Longueuil choisit Montoni pour 1,500-seat Espace Longueuil project
Longueuil has chosen the proposal from Groupe immobilier Montoni and Sid Lee Architecture for Espace Longueuil, its planned congress center, hotel and rental residential project in the metro station sector. The selection moves the city into the next contractual steps for the last lot it owns there, with construction envisioned for 2027 if final agreements are reached.
Catherine Fournier and Espace Longueuil
Catherine Fournier said the selection lets Longueuil “faire au moins trois pierres d’un coup.” She said the city lacks a large gathering space and described the project as a way to address several needs at once.
“En tant que cinquième plus grande ville au Québec, Longueuil ne peut compter sur aucun espace de rassemblement d’envergure et ce projet viendra enfin corriger cette lacune. Aussi, le volet hôtelier viendra combler le déficit de chambres d’hôtel disponibles sur la Rive-Sud; et le volet résidentiel répondra aux besoins en logements locatifs qui ne sont plus à démontrer,” she said.
Fournier also said, “Avec ce projet de l’Espace Longueuil, la vision de la Ville, c’est d’en faire un milieu de vie complet, où on peut aller au bureau, avoir accès à des commerces de proximité.

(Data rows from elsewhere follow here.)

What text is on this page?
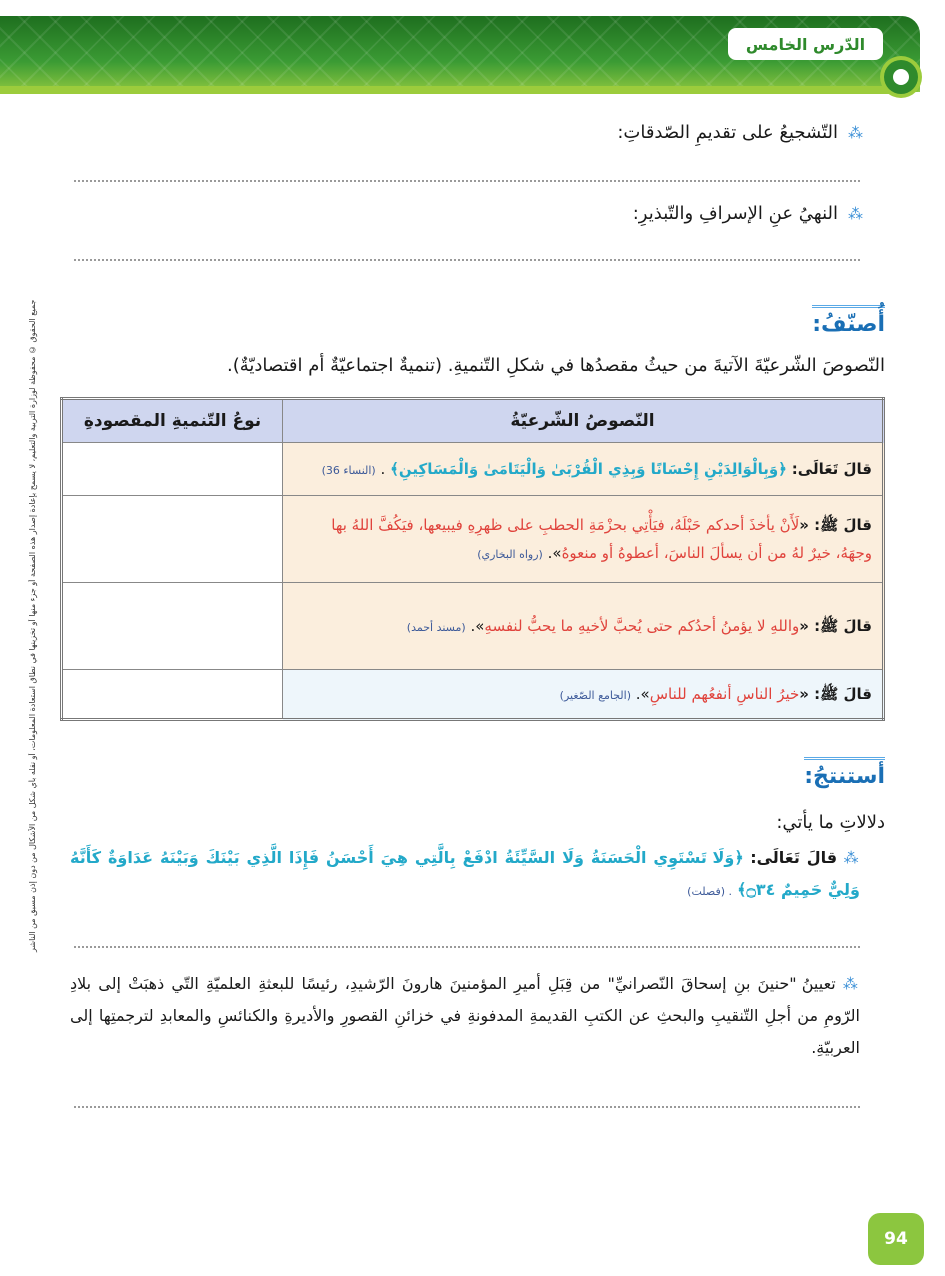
الدّرس الخامس
جميع الحقوق © محفوظة لوزارة التربية والتعليم، لا يسمح بإعادة إصدار هذه الصفحة أو جزء منها أو تخزينها في نطاق استعادة المعلومات، أو نقله بأي شكل من الأشكال من دون إذن مسبق من الناشر
⁂
التّشجيعُ على تقديمِ الصّدقاتِ:
⁂
النهيُ عنِ الإسرافِ والتّبذيرِ:
أُصنّفُ:
النّصوصَ الشّرعيّةَ الآتيةَ من حيثُ مقصدُها في شكلِ التّنميةِ. (تنميةٌ اجتماعيّةٌ أم اقتصاديّةٌ).
النّصوصُ الشّرعيّةُ	نوعُ التّنميةِ المقصودةِ
قالَ تَعَالَى: ﴿وَبِالْوَالِدَيْنِ إِحْسَانًا وَبِذِي الْقُرْبَىٰ وَالْيَتَامَىٰ وَالْمَسَاكِينِ﴾ . (النساء 36)	
قالَ ﷺ: «لَأَنْ يأخذَ أحدكم حَبْلَهُ، فيَأْتِي بحزْمَةِ الحطبِ على ظهرِهِ فيبيعها، فيَكُفَّ اللهُ بها وجهَهُ، خيرٌ لهُ من أن يسألَ الناسَ، أعطوهُ أو منعوهُ». (رواه البخاري)	
قالَ ﷺ: «واللهِ لا يؤمنُ أحدُكم حتى يُحبَّ لأخيهِ ما يحبُّ لنفسهِ». (مسند أحمد)	
قالَ ﷺ: «خيرُ الناسِ أنفعُهم للناسِ». (الجامع الصّغير)	
أستنتجُ:
دلالاتِ ما يأتي:
⁂ قالَ تَعَالَى: ﴿وَلَا تَسْتَوِي الْحَسَنَةُ وَلَا السَّيِّئَةُ ادْفَعْ بِالَّتِي هِيَ أَحْسَنُ فَإِذَا الَّذِي بَيْنَكَ وَبَيْنَهُ عَدَاوَةٌ كَأَنَّهُ وَلِيٌّ حَمِيمٌ ۝٣٤﴾ . (فصلت)
⁂ تعيينُ "حنينَ بنِ إسحاقَ النّصرانيِّ" من قِبَلِ أميرِ المؤمنينَ هارونَ الرّشيدِ، رئيسًا للبعثةِ العلميّةِ التّي ذهبَتْ إلى بلادِ الرّومِ من أجلِ التّنقيبِ والبحثِ عن الكتبِ القديمةِ المدفونةِ في خزائنِ القصورِ والأديرةِ والكنائسِ والمعابدِ لترجمتِها إلى العربيّةِ.
94
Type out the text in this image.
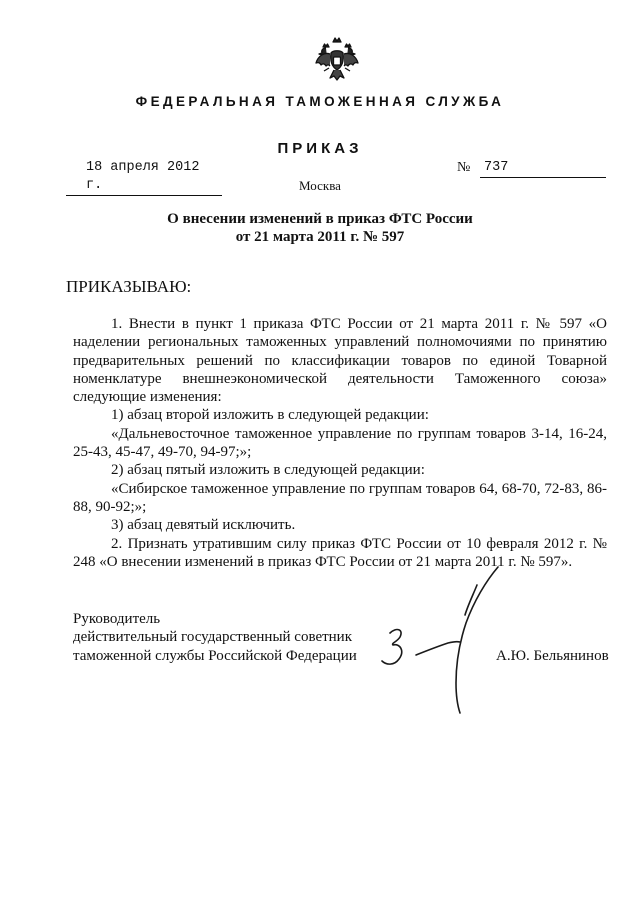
ФЕДЕРАЛЬНАЯ ТАМОЖЕННАЯ СЛУЖБА
ПРИКАЗ
18 апреля 2012 г.
№ 737
Москва
О внесении изменений в приказ ФТС России
от 21 марта 2011 г. № 597
ПРИКАЗЫВАЮ:

1. Внести в пункт 1 приказа ФТС России от 21 марта 2011 г. № 597 «О наделении региональных таможенных управлений полномочиями по принятию предварительных решений по классификации товаров по единой Товарной номенклатуре внешнеэкономической деятельности Таможенного союза» следующие изменения:

1) абзац второй изложить в следующей редакции:

«Дальневосточное таможенное управление по группам товаров 3-14, 16-24, 25-43, 45-47, 49-70, 94-97;»;

2) абзац пятый изложить в следующей редакции:

«Сибирское таможенное управление по группам товаров 64, 68-70, 72-83, 86-88, 90-92;»;

3) абзац девятый исключить.

2. Признать утратившим силу приказ ФТС России от 10 февраля 2012 г. № 248 «О внесении изменений в приказ ФТС России от 21 марта 2011 г. № 597».

Руководитель
действительный государственный советник
таможенной службы Российской Федерации	А.Ю. Бельянинов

C’est ce qu’on recherche depuis l’établissement de la vision dans le secteur du métro.”
Montoni proposal details
The selected project includes a congress center with a main room for 1,500 people and several adjoining rooms. It also includes a hotel of about 200 rooms and a residential building with about 620 housing units.
Twenty percent of those housing units are planned to be nonprofit. The proposal also includes about 50,000 square feet of commercial and office space, along with space tied to nearby sociocommunity organizations.

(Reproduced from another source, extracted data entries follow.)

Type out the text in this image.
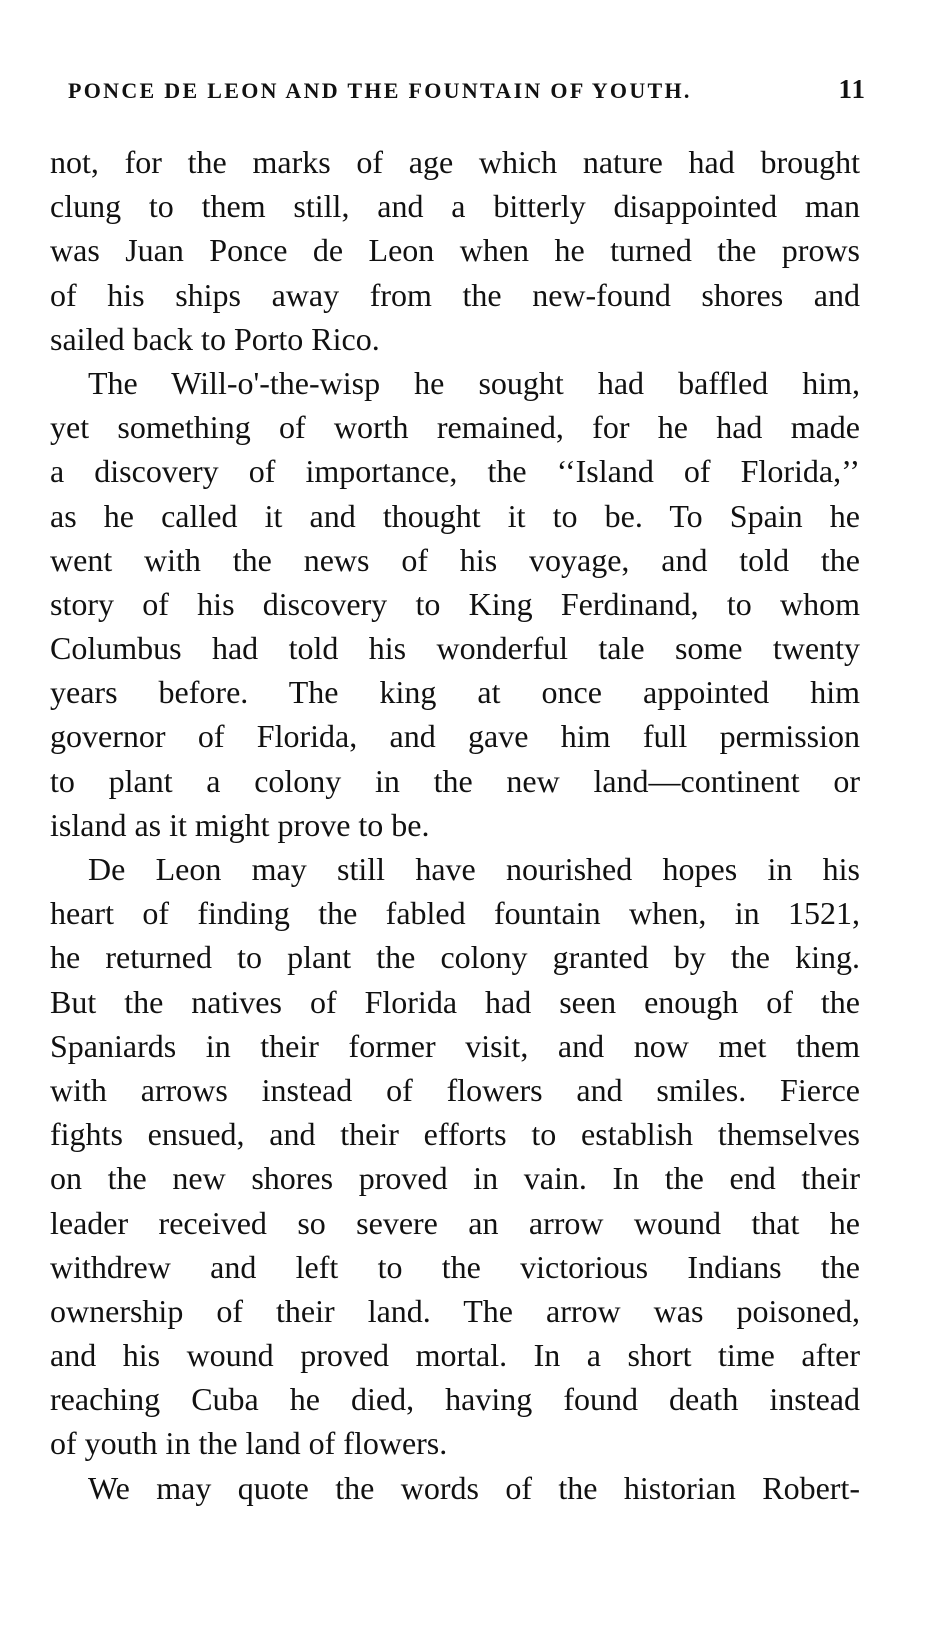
PONCE DE LEON AND THE FOUNTAIN OF YOUTH.	11
not, for the marks of age which nature had brought
clung to them still, and a bitterly disappointed man
was Juan Ponce de Leon when he turned the prows
of his ships away from the new-found shores and
sailed back to Porto Rico.
The Will-o'-the-wisp he sought had baffled him,
yet something of worth remained, for he had made
a discovery of importance, the ‘‘Island of Florida,’’
as he called it and thought it to be. To Spain he
went with the news of his voyage, and told the
story of his discovery to King Ferdinand, to whom
Columbus had told his wonderful tale some twenty
years before. The king at once appointed him
governor of Florida, and gave him full permission
to plant a colony in the new land—continent or
island as it might prove to be.
De Leon may still have nourished hopes in his
heart of finding the fabled fountain when, in 1521,
he returned to plant the colony granted by the king.
But the natives of Florida had seen enough of the
Spaniards in their former visit, and now met them
with arrows instead of flowers and smiles. Fierce
fights ensued, and their efforts to establish themselves
on the new shores proved in vain. In the end their
leader received so severe an arrow wound that he
withdrew and left to the victorious Indians the
ownership of their land. The arrow was poisoned,
and his wound proved mortal. In a short time after
reaching Cuba he died, having found death instead
of youth in the land of flowers.
We may quote the words of the historian Robert-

That last point still depends on financial parameters the city must agree on with Montoni and any future real estate partners for the use of part of the office spaces and meeting rooms by those organizations.

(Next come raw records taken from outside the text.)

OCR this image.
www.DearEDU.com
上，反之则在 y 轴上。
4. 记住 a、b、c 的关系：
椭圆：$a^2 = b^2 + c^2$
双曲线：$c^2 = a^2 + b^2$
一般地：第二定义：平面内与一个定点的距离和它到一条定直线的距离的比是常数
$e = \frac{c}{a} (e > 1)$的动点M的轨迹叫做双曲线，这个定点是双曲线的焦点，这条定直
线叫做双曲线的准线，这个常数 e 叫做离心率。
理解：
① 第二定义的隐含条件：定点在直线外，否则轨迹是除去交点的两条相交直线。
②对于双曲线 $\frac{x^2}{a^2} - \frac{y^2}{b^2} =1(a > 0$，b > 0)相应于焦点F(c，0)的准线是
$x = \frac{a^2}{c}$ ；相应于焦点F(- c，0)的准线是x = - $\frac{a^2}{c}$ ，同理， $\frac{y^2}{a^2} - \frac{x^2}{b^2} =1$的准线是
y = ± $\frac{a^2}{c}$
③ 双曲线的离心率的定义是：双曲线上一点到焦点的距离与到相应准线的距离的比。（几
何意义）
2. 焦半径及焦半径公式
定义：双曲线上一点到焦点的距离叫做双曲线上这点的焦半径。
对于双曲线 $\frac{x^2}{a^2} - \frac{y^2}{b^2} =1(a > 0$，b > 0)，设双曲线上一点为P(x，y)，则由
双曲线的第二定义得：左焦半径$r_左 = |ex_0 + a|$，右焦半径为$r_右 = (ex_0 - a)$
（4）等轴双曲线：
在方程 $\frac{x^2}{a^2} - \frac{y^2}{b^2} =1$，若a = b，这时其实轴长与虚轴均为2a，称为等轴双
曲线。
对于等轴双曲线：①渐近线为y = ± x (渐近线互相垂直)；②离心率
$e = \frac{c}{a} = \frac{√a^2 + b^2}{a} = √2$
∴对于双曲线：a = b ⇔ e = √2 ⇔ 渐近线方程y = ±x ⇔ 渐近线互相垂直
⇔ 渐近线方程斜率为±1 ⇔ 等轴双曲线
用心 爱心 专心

Saint-Charles and Charles-LeMoyne
Longueuil launched the call for proposals about one year ago for a flagship project on the last lot it owns in the metro station and regional bus terminal sector. The lot sits at the corner of Saint-Charles and Charles-LeMoyne streets, across from the office building where the University of Sherbrooke is located and next to the new Sir Charles residential building.
The city expects the conditions of sale for the lot at its fair market value to Montoni to be completed by February 2027. If that happens, construction is envisioned for 2027, and delivery is envisioned in a single complete phase by 2030.
For Longueuil, the selection turns a vacant municipal lot into a project built around three uses at once: a gathering hall, hotel rooms and rental housing. The sale terms and the community-space agreement now set the pace for what can actually be built there.